Single by Beastie Boys

from the album Check Your Head
- B-side: "The Maestro", "Boomin' Granny," "Drinkin' Wine"
- Released: August 28, 1992
- Recorded: G-Son Studios, Atwater Village
- Genre: Rap rock; alternative hip-hop;
- Length: 3:14 (album version) 3:05 (original/single version)
- Label: Capitol/Grand Royal
- Songwriters: Beastie Boys, Mario Caldato Jr.
- Producers: Beastie Boys, Mario Caldato Jr.

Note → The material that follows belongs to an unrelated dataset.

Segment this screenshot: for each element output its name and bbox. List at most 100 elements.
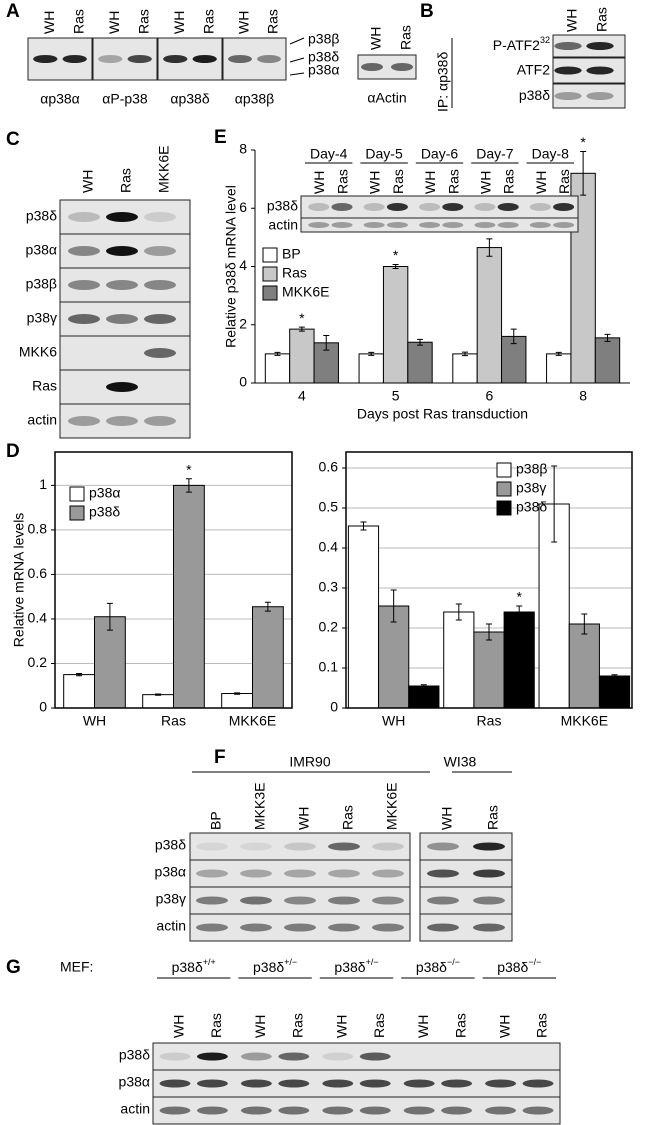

Beastie Boys singles chronology
| "So What'cha Want" (1992) | "Jimmy James" (1992) | "Gratitude" (1992) |

Music video
- "Jimmy James" on YouTube

= Jimmy James (song) =

1992 single by Beastie Boys

"Jimmy James" is the third single from American rap rock band the Beastie Boys' third album Check Your Head.

==Music video==
MTV and VH1 credit the "Jimmy James" music video to Nathanial Hörnblowér, Adam Yauch's director alter ego. However, on the Beastie Boys' Sabotage VHS tape released in 1994, the "Jimmy James" music video is listed as being co-directed by Yauch (as Nathanial Hörnblowér) and Lisa Ann Cabasa, an actress, and Yauch's girlfriend at the time the video was made. Cabasa directed the dance sequences in the music video and also appeared in the video as one of the silhouetted female dancers.

==Formats and track listing==

- U.S. CD single
1. "Jimmy James" (single version) – 3:05
2. "The Maestro" – 2:52
3. "Jimmy James" (LP version) – 3:14
4. "Boomin' Granny" – 2:18
5. "Jimmy James" (original original version) – 3:42
6. "Drinkin' Wine" – 4:42

- European CD single
7. "Jimmy James" (single version) – 3:05
8. "Jimmy James" (LP version) – 3:14
9. "Jimmy James" (original original version) – 3:42
10. "The Maestro" – 2:52

- UK CD single Frozen Metal Head EP
11. "Jimmy James" (single version) – 3:05
12. "The Blue Nun" – 0:31
13. "Jimmy James" (original original version) – 3:42
14. "Drinkin' Wine" – 4:42

- U.S. 12-inch single
A1. "Jimmy James" (single version) – 3:05
A2. "Jimmy James" (LP version) – 3:14
A3. "Jimmy James" (original original version) – 3:42
B1. "The Maestro" – 2:52
B2. "Boomin' Granny" – 2:18
B3. "Drinkin' Wine" – 4:42

- European 12-inch single
A2. "Jimmy James" (LP version) – 3:14
A3. "Jimmy James" (original original version) – 3:42
B1. "The Maestro" – 2:52
B2. "Boomin' Granny" – 2:18

- UK 12-inch single Frozen Metal Head EP
A1. "Jimmy James" (single version) – 3:05
A2. "So What'cha Want" (All the Way freestyle version) – 3:37
B1. "Jimmy James" (original original version) – 3:42
B2. "Drinkin' Wine" – 4:42

==In popular culture==
The name of the character Jimmy James played by Stephen Root on the television series NewsRadio came from this song.

==Personnel==
- Beastie Boys
- Mike D – vocals, producer
- MCA – vocals, producer
- Ad-Rock – vocals, producer

- Production
- Mario Caldato, Jr – producer
- Tom Baker – mastering

- Other personnel
- Eric Haze – artwork

==Charts==
In the UK, the song charted as a part of the EP Frozen Metal Head.